Für ihre Retail-Banking-Studie 2013 haben die Finanzprofessoren Christoph Lengwiler und Andreas Dietrich die Verwaltungsräte von 63 Schweizer Banken untersucht. Die Informationen erlauben einige Rückschlüsse auf die Qualität dieser Gremien.

Von Prof. Dr. Christoph Lengwiler und Prof. Dr. Andreas Dietrich, Hochschule Luzern

Gemäss Bankengesetz soll die Zusammensetzung eines Gremiums eine optimale Besetzung der verschiedenen Ausschüsse ermöglichen.
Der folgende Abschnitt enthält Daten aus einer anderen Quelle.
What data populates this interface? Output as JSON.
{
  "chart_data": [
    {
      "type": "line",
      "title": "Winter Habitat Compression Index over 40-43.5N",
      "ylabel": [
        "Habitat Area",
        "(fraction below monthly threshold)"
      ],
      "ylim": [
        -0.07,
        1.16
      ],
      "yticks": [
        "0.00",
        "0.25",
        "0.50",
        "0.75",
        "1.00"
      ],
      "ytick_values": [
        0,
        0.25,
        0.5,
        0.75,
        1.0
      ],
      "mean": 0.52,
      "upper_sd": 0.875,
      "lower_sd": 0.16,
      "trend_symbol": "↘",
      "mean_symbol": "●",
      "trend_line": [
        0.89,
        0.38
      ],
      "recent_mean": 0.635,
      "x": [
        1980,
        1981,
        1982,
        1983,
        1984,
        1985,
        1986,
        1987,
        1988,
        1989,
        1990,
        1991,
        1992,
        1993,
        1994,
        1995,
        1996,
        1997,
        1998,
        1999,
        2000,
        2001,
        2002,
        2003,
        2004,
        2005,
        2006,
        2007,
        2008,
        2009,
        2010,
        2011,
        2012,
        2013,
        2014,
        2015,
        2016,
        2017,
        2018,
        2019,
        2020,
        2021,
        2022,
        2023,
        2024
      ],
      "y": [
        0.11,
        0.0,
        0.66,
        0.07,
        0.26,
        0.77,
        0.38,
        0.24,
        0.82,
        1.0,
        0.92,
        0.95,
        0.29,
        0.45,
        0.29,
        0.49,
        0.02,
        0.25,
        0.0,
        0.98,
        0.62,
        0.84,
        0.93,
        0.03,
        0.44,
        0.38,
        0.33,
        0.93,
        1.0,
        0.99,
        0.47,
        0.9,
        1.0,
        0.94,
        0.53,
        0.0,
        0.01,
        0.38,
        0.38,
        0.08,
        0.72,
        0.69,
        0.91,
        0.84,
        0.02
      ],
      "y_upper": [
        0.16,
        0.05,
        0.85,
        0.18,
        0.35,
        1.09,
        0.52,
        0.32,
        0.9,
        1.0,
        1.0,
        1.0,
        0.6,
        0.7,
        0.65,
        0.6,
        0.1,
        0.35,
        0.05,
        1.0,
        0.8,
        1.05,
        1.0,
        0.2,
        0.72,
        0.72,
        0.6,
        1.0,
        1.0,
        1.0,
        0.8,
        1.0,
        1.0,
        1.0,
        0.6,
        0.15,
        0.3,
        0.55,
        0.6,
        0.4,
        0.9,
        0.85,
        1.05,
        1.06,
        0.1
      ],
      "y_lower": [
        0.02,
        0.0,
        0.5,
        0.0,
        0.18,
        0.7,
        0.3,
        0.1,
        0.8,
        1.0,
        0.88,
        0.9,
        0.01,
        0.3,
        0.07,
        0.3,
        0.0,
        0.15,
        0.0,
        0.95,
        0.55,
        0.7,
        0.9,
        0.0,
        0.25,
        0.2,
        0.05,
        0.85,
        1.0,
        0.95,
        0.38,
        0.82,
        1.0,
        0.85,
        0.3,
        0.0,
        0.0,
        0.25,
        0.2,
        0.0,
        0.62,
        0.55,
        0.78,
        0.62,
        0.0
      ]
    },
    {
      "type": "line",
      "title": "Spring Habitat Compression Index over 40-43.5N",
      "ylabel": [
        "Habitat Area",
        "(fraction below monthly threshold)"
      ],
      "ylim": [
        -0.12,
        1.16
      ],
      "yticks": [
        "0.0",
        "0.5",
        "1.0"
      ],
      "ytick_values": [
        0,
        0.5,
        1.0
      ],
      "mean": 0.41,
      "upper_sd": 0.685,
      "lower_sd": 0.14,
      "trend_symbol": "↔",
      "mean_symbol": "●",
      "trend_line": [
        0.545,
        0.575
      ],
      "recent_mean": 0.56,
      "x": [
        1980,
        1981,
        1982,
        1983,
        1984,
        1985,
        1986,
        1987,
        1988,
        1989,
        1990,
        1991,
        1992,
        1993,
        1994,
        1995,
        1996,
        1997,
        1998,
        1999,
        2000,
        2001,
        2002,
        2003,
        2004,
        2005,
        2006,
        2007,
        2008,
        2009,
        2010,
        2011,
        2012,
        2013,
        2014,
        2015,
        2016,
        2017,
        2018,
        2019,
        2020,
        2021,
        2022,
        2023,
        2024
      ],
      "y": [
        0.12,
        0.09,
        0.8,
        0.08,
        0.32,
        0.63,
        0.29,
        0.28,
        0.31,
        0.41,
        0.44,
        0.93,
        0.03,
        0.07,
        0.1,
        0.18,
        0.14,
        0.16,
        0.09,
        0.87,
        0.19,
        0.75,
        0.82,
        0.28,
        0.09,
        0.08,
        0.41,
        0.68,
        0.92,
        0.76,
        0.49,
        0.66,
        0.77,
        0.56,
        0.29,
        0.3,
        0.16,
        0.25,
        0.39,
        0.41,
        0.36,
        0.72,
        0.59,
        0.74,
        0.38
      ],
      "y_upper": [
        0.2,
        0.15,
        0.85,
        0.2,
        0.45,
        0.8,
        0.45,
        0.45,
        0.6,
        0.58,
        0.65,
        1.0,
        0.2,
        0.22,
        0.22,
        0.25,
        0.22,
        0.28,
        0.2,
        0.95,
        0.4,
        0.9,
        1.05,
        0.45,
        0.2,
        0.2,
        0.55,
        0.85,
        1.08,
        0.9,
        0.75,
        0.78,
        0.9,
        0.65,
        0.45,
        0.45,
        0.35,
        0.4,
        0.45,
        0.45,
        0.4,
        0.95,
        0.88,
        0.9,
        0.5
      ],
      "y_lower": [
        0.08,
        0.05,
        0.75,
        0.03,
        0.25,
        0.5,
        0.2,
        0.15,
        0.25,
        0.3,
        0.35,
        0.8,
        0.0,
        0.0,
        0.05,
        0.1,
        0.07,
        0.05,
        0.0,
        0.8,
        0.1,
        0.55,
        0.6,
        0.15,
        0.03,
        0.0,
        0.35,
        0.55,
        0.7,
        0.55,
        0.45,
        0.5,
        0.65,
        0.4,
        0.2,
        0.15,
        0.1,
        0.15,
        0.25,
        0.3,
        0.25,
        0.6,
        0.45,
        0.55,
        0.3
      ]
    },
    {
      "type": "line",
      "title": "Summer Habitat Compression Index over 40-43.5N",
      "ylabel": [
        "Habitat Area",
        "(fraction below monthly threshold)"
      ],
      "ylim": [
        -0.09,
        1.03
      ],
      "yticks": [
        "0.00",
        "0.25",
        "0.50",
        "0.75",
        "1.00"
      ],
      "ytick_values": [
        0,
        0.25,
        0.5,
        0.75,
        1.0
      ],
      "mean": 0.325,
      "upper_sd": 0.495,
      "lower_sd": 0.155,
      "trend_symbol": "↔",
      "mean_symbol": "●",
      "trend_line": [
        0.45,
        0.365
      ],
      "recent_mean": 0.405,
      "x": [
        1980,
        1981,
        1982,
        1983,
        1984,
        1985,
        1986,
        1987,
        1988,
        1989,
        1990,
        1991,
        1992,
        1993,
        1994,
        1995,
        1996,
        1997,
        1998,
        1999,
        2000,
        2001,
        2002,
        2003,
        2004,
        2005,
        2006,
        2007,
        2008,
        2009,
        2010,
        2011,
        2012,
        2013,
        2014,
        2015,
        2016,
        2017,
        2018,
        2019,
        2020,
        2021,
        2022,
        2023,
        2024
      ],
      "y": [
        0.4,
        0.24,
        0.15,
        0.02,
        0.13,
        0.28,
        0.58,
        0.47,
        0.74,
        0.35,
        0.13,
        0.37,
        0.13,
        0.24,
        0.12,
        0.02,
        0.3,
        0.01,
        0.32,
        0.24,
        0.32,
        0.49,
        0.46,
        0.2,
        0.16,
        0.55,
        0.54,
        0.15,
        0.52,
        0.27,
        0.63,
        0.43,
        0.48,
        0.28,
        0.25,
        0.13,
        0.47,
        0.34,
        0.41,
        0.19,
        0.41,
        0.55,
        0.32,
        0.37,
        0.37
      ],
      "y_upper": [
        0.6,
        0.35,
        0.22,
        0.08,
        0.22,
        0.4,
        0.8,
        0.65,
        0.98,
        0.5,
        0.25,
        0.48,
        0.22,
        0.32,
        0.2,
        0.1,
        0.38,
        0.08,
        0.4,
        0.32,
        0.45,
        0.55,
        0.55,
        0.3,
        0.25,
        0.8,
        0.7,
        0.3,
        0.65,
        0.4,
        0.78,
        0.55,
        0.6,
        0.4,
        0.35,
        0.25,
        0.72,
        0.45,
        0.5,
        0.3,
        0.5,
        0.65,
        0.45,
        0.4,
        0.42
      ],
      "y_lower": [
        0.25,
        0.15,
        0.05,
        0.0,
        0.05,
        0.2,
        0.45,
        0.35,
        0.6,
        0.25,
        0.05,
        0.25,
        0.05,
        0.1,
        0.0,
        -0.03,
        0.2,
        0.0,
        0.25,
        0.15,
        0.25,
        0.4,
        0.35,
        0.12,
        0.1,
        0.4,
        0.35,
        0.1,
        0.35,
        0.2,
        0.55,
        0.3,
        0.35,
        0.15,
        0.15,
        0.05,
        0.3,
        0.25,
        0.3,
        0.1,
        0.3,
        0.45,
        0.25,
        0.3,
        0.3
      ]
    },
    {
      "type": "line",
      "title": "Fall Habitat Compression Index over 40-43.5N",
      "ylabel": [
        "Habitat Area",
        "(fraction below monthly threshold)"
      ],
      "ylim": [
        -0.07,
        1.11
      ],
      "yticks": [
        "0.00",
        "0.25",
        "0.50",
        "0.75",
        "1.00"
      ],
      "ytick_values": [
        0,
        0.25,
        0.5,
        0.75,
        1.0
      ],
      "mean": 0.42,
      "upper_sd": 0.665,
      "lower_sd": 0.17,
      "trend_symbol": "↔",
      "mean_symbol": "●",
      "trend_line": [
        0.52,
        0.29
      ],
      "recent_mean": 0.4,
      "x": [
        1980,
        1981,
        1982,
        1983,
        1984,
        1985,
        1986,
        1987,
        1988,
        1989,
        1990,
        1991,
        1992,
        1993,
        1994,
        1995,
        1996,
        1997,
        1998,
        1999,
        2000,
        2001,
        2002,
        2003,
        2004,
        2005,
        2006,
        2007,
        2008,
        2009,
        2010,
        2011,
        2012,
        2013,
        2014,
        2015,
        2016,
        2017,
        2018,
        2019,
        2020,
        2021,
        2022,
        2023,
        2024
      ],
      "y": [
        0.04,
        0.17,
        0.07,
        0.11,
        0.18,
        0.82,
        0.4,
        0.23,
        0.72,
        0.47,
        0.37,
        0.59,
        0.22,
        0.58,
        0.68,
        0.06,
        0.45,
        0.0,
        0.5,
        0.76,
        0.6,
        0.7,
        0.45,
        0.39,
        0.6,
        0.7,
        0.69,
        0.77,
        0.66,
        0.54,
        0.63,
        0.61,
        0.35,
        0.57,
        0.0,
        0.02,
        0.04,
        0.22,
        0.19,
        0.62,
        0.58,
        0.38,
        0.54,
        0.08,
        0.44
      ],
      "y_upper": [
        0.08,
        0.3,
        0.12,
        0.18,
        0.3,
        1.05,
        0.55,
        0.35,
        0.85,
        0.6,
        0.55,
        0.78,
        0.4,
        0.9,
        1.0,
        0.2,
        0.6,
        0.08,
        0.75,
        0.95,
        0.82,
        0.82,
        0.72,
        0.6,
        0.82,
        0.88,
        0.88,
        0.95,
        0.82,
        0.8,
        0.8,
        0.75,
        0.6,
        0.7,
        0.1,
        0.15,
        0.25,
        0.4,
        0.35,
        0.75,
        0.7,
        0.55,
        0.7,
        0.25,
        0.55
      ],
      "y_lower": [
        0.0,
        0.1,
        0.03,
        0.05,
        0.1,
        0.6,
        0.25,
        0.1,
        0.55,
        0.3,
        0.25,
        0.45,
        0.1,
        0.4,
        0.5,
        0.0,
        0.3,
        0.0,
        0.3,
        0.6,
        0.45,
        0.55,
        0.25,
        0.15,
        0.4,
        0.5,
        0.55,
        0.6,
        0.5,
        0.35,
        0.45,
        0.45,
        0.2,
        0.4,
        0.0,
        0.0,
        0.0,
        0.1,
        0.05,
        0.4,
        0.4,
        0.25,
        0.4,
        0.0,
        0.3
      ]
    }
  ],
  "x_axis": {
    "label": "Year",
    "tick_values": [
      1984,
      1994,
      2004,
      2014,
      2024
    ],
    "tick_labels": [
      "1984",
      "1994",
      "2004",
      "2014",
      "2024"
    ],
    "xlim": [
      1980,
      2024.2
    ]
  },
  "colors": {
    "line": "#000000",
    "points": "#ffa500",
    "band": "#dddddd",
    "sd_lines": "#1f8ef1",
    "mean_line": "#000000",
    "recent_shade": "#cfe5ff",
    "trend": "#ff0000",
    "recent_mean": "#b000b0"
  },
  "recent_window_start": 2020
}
Wünschenswert sind in diesem Sinne – neben sich ergänzenden Persönlichkeiten – ein breites Spektrum an Fähigkeiten und Kenntnissen sowie an unternehmerischer und persönlicher Erfahrung.

Der Ausbildungsgrad sagt zwar nichts über die tatsächlichen fachlichen und persönlichen Qualitäten der betreffenden Verwaltungsratsmitglieder aus. Trotzdem ist es offensichtlich, dass bei der Besetzung von Vakanzen in Verwaltungsräten darauf geachtet wird, Leute mit formell nachweisbarer höherer Bildung und entsprechendem Fachwissen zu berücksichtigen.

Hohes Bildungsniveau

Rund 60 Prozent der 481 Mitglieder in den 63 analysierten Bankverwaltungsräten verfügen über ein abgeschlossenes Hochschulstudium. Ein Drittel dieser Hochschulabsolventen sind promoviert und teilweise als Professoren tätig.

Ein Sechstel der Verwaltungsratsmitglieder hat eine höhere Fachausbildung absolviert und 16 Prozent verfügen über eine andere Ausbildung (zum Beispiel eine Lehre).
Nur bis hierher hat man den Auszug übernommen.